Figure 6: Four main problems in the Zenprise User Dashboard.

This screen shot has four major problems in it:

  1. 1. It was taken sometime after 11:29 AM on 2/12/2008 which is nearly a full day after the BlackBerry outage. There is nothing to indicate which data might be historical and which data might be current.

  2. 2. SRP connections to RIM were working when this screen shot was taken, so this icon is just plain wrong.

  3. 3. The starting time of the SRP connectivity problem is shown as 2/9/2008 and the last occurrence is shown as 2/11/2008. This is horribly incorrect. The actual SRP connection was only down for approximately 15-20 minutes not 3 days.

  4. 4. This big blue rectangle does not give the user any useful information. It does not show growth. It does not show causality. It shows less than 2 minutes worth of data and it simply does not answer the fundamental question all good data graphics should answer: "Compared to what?"

Seeing the Big Picture in the BoxTone Dashboard

* This image is a closeup from figure 2 above. Cluster of BES on the BoxTone Dashboard

Figure 7: Seeing a global problem is easy in the BoxTone Dashboard.

I think figure 7 speaks for itself. Seeing there was a global problem during the RIM outage was crystal clear in the BoxTone Dashboard.

Wrapping it up

I plan on writing more posts about the BoxTone Dashboard and other parts of our system in the future.

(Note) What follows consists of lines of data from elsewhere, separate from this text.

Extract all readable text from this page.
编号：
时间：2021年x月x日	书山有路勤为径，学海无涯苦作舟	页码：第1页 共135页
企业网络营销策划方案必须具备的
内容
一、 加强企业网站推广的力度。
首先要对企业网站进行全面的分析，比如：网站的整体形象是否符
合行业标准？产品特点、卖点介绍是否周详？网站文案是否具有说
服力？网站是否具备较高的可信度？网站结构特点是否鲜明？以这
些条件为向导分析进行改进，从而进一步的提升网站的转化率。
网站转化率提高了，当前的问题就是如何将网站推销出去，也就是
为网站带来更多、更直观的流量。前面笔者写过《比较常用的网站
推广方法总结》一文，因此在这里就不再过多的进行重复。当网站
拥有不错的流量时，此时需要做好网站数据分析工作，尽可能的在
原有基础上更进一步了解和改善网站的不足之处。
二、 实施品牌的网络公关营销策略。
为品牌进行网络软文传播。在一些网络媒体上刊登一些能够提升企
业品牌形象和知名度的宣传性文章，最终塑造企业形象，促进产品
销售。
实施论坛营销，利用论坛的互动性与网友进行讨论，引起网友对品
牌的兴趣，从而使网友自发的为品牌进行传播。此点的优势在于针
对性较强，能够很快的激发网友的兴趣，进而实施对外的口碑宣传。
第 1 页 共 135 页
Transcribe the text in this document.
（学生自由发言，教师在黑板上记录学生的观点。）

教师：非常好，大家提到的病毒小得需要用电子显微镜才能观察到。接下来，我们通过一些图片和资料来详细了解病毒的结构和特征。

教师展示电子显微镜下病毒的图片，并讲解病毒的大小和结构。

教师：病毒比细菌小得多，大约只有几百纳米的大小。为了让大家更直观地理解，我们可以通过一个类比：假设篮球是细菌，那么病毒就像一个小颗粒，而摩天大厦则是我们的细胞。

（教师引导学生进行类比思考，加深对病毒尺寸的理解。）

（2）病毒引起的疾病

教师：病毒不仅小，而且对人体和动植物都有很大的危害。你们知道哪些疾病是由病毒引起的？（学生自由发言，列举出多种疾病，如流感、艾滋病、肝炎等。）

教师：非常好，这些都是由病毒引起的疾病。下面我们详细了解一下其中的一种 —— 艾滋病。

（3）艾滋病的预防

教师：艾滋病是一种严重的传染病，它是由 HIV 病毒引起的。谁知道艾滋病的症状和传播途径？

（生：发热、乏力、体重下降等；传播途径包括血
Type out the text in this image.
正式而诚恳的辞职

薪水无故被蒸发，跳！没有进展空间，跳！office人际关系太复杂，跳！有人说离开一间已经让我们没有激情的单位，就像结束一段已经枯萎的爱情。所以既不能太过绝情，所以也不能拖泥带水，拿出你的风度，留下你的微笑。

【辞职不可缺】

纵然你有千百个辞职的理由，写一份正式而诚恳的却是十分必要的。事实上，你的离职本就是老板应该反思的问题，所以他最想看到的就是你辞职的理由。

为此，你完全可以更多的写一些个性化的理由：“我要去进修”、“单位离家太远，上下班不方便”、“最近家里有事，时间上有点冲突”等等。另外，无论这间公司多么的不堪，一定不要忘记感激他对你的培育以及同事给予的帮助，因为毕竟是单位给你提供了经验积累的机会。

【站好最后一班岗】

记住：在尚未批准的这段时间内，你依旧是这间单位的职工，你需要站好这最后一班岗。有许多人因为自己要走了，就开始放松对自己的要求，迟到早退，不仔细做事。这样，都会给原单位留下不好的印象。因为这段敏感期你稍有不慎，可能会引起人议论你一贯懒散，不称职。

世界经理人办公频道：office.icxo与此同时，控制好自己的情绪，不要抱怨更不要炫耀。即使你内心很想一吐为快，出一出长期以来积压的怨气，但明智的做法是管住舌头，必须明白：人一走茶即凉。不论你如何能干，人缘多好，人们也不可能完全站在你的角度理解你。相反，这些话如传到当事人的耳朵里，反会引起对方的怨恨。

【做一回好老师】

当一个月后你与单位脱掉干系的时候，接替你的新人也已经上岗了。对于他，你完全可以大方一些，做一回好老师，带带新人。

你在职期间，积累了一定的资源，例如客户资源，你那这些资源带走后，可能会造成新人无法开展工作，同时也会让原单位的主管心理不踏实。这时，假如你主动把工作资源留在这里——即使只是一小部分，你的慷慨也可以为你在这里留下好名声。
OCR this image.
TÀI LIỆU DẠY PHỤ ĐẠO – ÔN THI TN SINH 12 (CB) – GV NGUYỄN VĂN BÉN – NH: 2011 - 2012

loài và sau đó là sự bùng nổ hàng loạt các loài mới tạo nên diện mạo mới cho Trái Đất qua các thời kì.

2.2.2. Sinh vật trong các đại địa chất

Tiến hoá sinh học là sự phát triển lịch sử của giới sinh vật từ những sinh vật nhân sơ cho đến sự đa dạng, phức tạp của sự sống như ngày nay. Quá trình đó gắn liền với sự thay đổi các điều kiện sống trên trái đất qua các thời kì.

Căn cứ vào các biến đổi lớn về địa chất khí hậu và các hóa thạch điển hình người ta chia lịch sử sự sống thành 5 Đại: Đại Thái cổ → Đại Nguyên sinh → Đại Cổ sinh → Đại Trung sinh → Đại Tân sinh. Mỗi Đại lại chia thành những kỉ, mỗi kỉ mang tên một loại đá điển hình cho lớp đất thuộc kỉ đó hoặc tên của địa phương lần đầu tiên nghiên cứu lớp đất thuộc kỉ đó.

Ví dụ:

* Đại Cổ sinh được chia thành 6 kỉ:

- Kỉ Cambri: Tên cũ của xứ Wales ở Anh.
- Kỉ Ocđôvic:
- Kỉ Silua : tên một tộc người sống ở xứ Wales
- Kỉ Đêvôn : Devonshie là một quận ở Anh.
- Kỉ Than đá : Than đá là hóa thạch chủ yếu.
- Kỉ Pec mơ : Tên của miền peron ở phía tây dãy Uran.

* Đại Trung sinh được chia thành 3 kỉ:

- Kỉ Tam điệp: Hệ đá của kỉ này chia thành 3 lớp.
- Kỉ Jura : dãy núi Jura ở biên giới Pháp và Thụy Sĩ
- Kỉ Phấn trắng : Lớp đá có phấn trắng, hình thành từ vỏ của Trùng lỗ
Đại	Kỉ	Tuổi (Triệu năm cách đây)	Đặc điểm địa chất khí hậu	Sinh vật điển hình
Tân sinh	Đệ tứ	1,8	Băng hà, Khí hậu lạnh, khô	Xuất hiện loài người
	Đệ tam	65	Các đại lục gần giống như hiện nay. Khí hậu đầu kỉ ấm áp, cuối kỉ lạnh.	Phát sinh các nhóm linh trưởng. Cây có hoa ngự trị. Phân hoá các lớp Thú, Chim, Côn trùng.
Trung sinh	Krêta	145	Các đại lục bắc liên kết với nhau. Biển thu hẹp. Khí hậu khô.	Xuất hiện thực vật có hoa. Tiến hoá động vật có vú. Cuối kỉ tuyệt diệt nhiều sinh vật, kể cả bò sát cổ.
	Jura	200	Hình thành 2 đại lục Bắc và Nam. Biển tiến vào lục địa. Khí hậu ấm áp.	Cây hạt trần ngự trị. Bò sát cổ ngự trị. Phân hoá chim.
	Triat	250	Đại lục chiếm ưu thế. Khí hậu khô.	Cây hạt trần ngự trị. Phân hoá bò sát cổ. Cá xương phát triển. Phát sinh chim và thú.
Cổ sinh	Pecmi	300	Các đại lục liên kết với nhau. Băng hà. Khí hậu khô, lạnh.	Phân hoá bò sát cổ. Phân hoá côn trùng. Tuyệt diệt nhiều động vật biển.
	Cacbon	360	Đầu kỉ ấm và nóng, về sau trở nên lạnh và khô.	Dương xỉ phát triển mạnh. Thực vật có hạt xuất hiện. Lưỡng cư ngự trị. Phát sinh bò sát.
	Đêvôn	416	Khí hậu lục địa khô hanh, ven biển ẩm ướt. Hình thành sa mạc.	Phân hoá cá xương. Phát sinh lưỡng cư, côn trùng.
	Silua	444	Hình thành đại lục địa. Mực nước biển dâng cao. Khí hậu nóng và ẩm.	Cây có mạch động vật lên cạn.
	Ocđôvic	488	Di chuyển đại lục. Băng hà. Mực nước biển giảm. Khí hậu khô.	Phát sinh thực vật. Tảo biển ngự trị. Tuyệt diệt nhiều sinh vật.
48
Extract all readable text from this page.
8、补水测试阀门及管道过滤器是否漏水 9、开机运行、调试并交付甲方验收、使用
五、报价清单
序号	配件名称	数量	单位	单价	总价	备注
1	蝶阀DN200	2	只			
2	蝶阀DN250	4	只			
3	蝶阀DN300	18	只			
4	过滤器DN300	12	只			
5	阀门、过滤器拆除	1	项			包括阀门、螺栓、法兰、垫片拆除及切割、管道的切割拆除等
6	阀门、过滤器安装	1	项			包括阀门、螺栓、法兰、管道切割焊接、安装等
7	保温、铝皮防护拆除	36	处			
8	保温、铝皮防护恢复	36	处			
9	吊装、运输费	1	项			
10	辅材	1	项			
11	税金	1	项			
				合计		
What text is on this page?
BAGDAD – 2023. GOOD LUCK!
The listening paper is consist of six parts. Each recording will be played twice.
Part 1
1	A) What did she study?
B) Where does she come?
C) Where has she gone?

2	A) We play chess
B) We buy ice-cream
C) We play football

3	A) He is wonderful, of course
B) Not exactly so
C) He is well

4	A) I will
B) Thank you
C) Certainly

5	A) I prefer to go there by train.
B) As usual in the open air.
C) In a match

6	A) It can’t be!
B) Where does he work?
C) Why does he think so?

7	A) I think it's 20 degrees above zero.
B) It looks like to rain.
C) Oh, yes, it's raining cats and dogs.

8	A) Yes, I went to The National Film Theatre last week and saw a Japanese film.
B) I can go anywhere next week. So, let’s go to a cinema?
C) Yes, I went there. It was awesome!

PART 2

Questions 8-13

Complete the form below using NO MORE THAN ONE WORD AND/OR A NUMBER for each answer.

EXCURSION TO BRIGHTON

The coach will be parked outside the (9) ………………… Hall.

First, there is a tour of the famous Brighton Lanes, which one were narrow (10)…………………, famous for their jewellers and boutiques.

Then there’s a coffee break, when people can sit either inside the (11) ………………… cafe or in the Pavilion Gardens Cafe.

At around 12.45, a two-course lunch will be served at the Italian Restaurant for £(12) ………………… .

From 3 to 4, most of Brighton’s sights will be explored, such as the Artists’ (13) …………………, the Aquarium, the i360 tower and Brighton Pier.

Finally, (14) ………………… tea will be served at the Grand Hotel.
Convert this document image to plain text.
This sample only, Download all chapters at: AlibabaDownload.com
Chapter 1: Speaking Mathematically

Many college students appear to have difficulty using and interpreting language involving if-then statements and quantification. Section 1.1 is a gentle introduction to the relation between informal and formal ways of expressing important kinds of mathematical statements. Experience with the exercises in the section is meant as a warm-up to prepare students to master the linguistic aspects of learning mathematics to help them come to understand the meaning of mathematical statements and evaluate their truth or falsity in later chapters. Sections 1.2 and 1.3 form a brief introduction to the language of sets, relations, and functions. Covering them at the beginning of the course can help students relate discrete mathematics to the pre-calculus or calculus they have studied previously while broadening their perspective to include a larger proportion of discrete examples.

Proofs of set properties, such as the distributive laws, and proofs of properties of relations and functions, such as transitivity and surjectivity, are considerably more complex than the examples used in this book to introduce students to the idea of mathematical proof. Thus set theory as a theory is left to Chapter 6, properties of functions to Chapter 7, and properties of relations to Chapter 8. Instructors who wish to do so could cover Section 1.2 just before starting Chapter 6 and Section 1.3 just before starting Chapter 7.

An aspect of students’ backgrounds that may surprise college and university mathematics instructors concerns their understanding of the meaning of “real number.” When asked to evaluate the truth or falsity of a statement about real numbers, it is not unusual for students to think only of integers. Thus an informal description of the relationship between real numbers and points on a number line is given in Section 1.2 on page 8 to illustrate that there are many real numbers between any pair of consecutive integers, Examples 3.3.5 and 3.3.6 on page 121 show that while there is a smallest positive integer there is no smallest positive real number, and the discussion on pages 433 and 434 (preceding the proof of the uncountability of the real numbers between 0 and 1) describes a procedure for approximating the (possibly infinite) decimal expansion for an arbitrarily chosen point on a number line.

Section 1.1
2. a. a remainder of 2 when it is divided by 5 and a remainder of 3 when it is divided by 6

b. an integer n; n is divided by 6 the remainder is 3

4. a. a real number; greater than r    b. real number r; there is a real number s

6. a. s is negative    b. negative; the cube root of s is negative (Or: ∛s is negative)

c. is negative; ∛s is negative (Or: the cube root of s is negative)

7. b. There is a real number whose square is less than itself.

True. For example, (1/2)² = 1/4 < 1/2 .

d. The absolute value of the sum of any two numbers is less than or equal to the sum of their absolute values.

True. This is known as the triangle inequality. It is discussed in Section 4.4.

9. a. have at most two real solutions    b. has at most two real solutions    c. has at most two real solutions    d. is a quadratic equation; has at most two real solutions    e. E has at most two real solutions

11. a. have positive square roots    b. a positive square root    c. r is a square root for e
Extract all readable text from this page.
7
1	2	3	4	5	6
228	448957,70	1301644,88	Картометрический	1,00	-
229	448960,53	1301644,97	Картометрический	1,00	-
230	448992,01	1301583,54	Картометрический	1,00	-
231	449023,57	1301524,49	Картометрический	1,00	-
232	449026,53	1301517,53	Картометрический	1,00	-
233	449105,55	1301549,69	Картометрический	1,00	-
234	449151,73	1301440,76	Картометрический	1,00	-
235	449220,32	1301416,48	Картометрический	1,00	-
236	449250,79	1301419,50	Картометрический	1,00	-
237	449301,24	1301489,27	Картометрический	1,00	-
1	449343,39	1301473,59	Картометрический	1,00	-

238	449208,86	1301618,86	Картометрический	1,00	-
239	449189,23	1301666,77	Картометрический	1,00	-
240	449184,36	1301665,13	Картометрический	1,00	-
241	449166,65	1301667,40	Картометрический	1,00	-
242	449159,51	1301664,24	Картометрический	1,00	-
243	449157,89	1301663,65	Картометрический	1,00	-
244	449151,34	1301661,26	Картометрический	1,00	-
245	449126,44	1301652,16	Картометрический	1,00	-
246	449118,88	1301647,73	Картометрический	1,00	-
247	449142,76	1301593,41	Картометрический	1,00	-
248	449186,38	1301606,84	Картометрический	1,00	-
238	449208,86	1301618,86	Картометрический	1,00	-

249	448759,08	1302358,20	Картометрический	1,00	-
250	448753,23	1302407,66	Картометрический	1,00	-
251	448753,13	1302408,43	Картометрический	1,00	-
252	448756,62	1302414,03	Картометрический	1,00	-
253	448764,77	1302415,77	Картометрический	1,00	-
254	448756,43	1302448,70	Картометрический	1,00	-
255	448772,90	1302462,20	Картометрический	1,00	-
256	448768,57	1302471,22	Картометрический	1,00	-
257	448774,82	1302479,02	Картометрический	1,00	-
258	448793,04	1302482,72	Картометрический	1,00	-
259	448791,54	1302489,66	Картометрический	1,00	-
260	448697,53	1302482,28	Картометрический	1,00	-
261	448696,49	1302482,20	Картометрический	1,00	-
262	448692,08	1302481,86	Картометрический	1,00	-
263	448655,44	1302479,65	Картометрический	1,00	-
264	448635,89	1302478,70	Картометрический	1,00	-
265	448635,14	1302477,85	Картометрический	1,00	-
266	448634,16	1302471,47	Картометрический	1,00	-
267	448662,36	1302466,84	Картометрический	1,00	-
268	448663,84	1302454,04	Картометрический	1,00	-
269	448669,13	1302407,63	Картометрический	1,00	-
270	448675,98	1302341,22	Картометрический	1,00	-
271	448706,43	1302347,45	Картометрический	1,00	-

As always, I would appreciate any comments you might want to share on this topic.

Posted in: blackberry · dashboard · visualization · 

6 Comments · Add a comment

Erik Cussack · Friday, 9 May 2008 9:42 AM

An excellent and interesting explanation.

Michael Gaffney · Friday, 7 March 2008 5:50 AM

Geoffrey, thank you. The sparklines crossing cells has the added benefit of showing a user that a drastic change has occurred. It has been very useful.

Michael Gaffney · Friday, 7 March 2008 5:45 AM

Jorge, thank you and I agree with your feedback about Ben Shneiderman's Mantra. We are working on the next revision and for larger deployments a cleaner overview would be more helpful. I'm also a regular reader of your site: http://charts.jorgecamoes.com . Thanks again.

Jorge Camoes · Thursday, 6 March 2008 6:47 PM

Michael, I really like your dashboard. It is a very clean and shows how Tufte's and Few's principles work when correctly implemented. Ben Shneiderman's Visual Information-Seeking Mantra ("overview first, zoom and filter, then details on demand") could be a base for some improvement (adding a bird's eye view of the servers, for example).

Geoffrey Grosenbach · Thursday, 6 March 2008 5:47 PM

Beautiful and useful. I'm using a grey/blue scheme, but a yellow/grey/red scheme (a la Information Dashboard Design) is more informative at a glance.

I also like the way that sparklines cross cells if needed. It's easy to lose information if the scale is incorrect, but this makes it easier to see relative differences.

Bharat · Tuesday, 4 March 2008 6:32 PM

Nice article and excellent explanation.